L'an dernier, les critiques de vin avaient encensé le millésime 2009.  C'est le cas du gourou américain Robert Parker qui commente les vins de Bordeaux depuis 32 ans. Pour lui, c'était le meilleur millésime de sa carrière. En 2010, les notes du célèbre critique sont encore élogieuses. Il a toutefois accordé moins de scores parfaits.

«Oui, 2010 est un millésime exceptionnel. Par contre, il n'est pas homogène! Il y a des grandes réussites. Et il y a des déceptions », nuance le consultant Stéphane Derenoncourt qui conseille certains vignobles du Bordelais.

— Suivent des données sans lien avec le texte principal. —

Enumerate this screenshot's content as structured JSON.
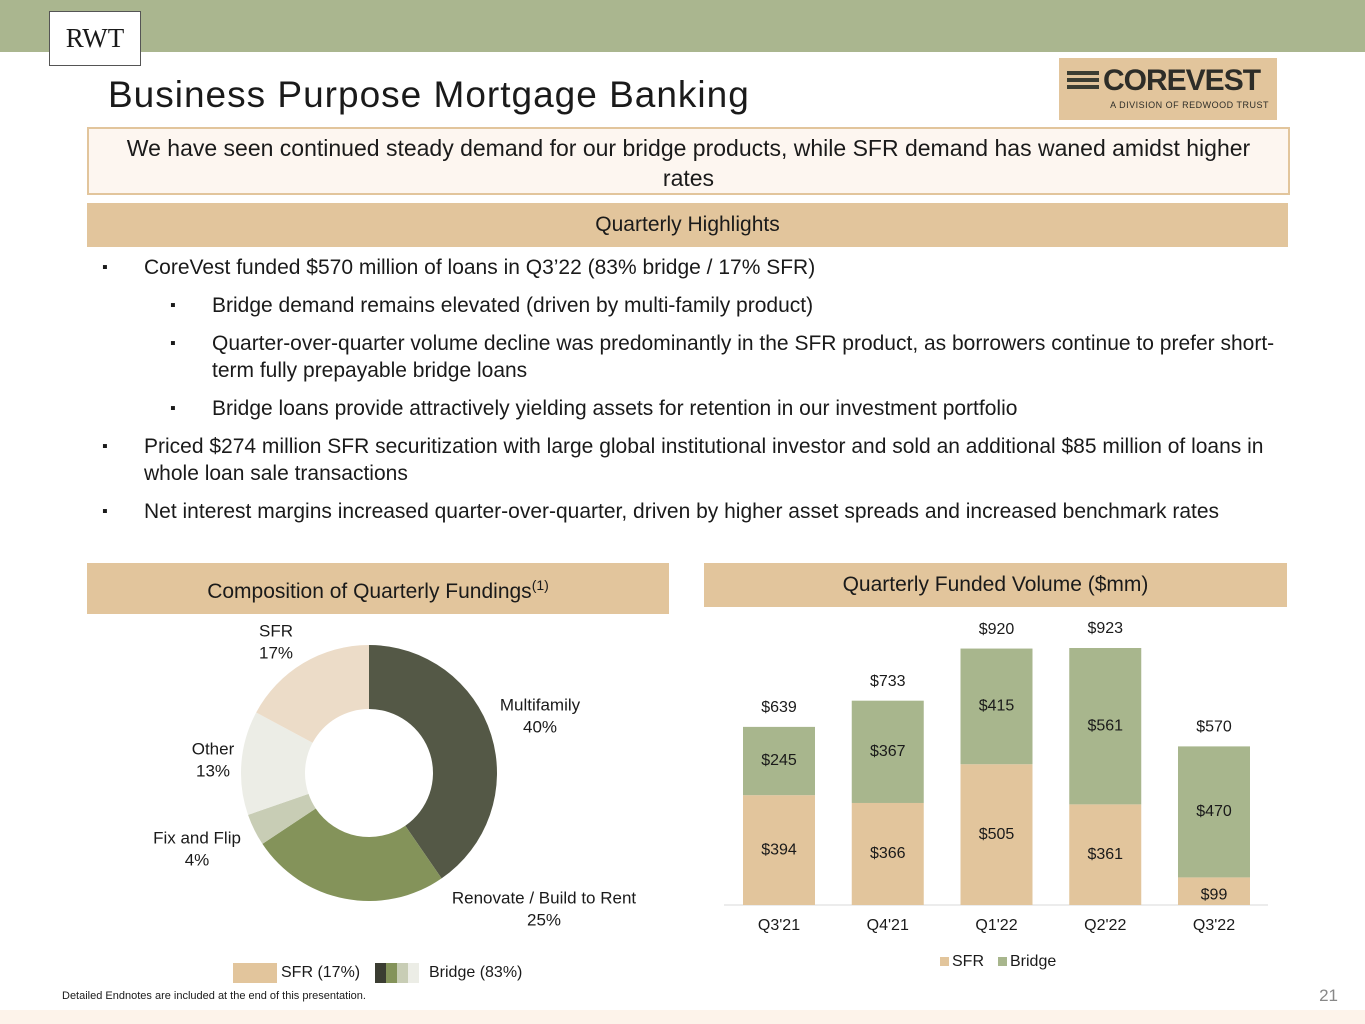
{
  "header": {
    "logo": "RWT",
    "title": "Business Purpose Mortgage Banking",
    "brand": "COREVEST",
    "brand_tagline": "A DIVISION OF REDWOOD TRUST"
  },
  "summary": "We have seen continued steady demand for our bridge products, while SFR demand has waned amidst higher rates",
  "highlights": {
    "title": "Quarterly Highlights",
    "items": [
      {
        "level": 1,
        "text": "CoreVest funded $570 million of loans in Q3’22 (83% bridge / 17% SFR)"
      },
      {
        "level": 2,
        "text": "Bridge demand remains elevated (driven by multi-family product)"
      },
      {
        "level": 2,
        "text": "Quarter-over-quarter volume decline was predominantly in the SFR product, as borrowers continue to prefer short-term fully prepayable bridge loans"
      },
      {
        "level": 2,
        "text": "Bridge loans provide attractively yielding assets for retention in our investment portfolio"
      },
      {
        "level": 1,
        "text": "Priced $274 million SFR securitization with large global institutional investor and sold an additional $85 million of loans in whole loan sale transactions"
      },
      {
        "level": 1,
        "text": "Net interest margins increased quarter-over-quarter, driven by higher asset spreads and increased benchmark rates"
      }
    ]
  },
  "chart_data": [
    {
      "type": "pie",
      "title": "Composition of Quarterly Fundings",
      "title_note": "(1)",
      "categories": [
        "Multifamily",
        "Renovate / Build to Rent",
        "Fix and Flip",
        "Other",
        "SFR"
      ],
      "values": [
        40,
        25,
        4,
        13,
        17
      ],
      "value_labels": [
        "40%",
        "25%",
        "4%",
        "13%",
        "17%"
      ],
      "colors": [
        "#545846",
        "#84935a",
        "#c8cdb5",
        "#ecede6",
        "#ecdcc8"
      ],
      "legend": [
        {
          "label": "SFR (17%)",
          "colors": [
            "#e2c59c"
          ]
        },
        {
          "label": "Bridge (83%)",
          "colors": [
            "#3b3d32",
            "#84935a",
            "#c8cdb5",
            "#ecede6"
          ]
        }
      ]
    },
    {
      "type": "stacked-bar",
      "title": "Quarterly Funded Volume ($mm)",
      "categories": [
        "Q3'21",
        "Q4'21",
        "Q1'22",
        "Q2'22",
        "Q3'22"
      ],
      "series": [
        {
          "name": "SFR",
          "color": "#e2c59c",
          "values": [
            394,
            366,
            505,
            361,
            99
          ],
          "value_labels": [
            "$394",
            "$366",
            "$505",
            "$361",
            "$99"
          ]
        },
        {
          "name": "Bridge",
          "color": "#a8b68d",
          "values": [
            245,
            367,
            415,
            561,
            470
          ],
          "value_labels": [
            "$245",
            "$367",
            "$415",
            "$561",
            "$470"
          ]
        }
      ],
      "totals": [
        639,
        733,
        920,
        923,
        570
      ],
      "total_labels": [
        "$639",
        "$733",
        "$920",
        "$923",
        "$570"
      ]
    }
  ],
  "footer": {
    "note": "Detailed Endnotes are included at the end of this presentation.",
    "page_number": 21
  }
}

Pour cet expert, ce sont les vins de la rive gauche de Bordeaux (Médoc, Haut-Médoc et Graves) qui sont les mieux réussis. L'été 2010 a été particulièrement sec à Bordeaux. Les sols de gravier de la rive gauche ont permis aux racines des vignes de s'approvisionner en eau. Mais ce n'est pas la seule raison du succès de la dernière cuvée, puisque 2009 était aussi une année de sécheresse.

Les vins de Pomerol et de St-Émilion, sur la rive droite, utilisent en majorité le merlot. Et les vieilles vignes de ce cépage ont eu de la difficulté au printemps 2010. Le temps frais a occasionné de la coulure- une perte de fleurs ou de fruits avant et pendant la floraison. Ce qui a diminué les récoltes. Le merlot, toujours selon Stéphane Derenoncourt, résiste moins bien à la chaleur.

Nouvelles recettes

Ce phénomène a obligé certains grands châteaux à accorder une place plus importante au cabernet-sauvignon et au cabernet franc dans les assemblages.

Dans les propriétés de Moueix, établies à Pomerol sur la rive droite, le directeur général Laurent Navarre explique que les assemblages, principalement à base de merlot, n'ont pas changé dans ses vins. Mais les vignes qui reposent sur des sols plus argileux de ce côté de la rive, ont favorisé la croissance de raisins très sucrés depuis les deux dernières années.

Lors de la fermentation, les levures ont changé le sucre en alcool. Ce qui a donné des taux record allant jusqu'à 15% dans quelques vignobles.

La critique de vin britannique Jancis Robinson note aussi sur son blogue que les Bordeaux 2010 sont chargés en alcool. Néanmoins, dû à son taux d'acidité plus élevé, le dernier millésime est selon elle plus équilibré qu'en 2009.

En entrevue, elle confie que les Britanniques, qui préfèrent les millésimes plus classiques comme 2010, sont moins enthousiastes devant une deuxième année d'exception de suite. Ils devront peut-être s'y faire, car les experts en prédisent une troisième avec la récolte 2011.

Elle n'est pas la seule de cet avis. «Je pense que l'on va tous se faire avoir. Si ça continue comme ça, 2011 sera fantastique! Si on se fit à la météo actuelle! » dit Philippe Desrosiers qui acheté beaucoup de Bordeaux 2009 et qui pense faire de même pour les 2010.

L'amateur des vins de cette région croit aussi que le dernier millésime est une très belle année pour les blancs du bordelais. Il a d'ailleurs pour la première fois accordée une note parfaite à un vin blanc, le Château La mission Haut-Brion.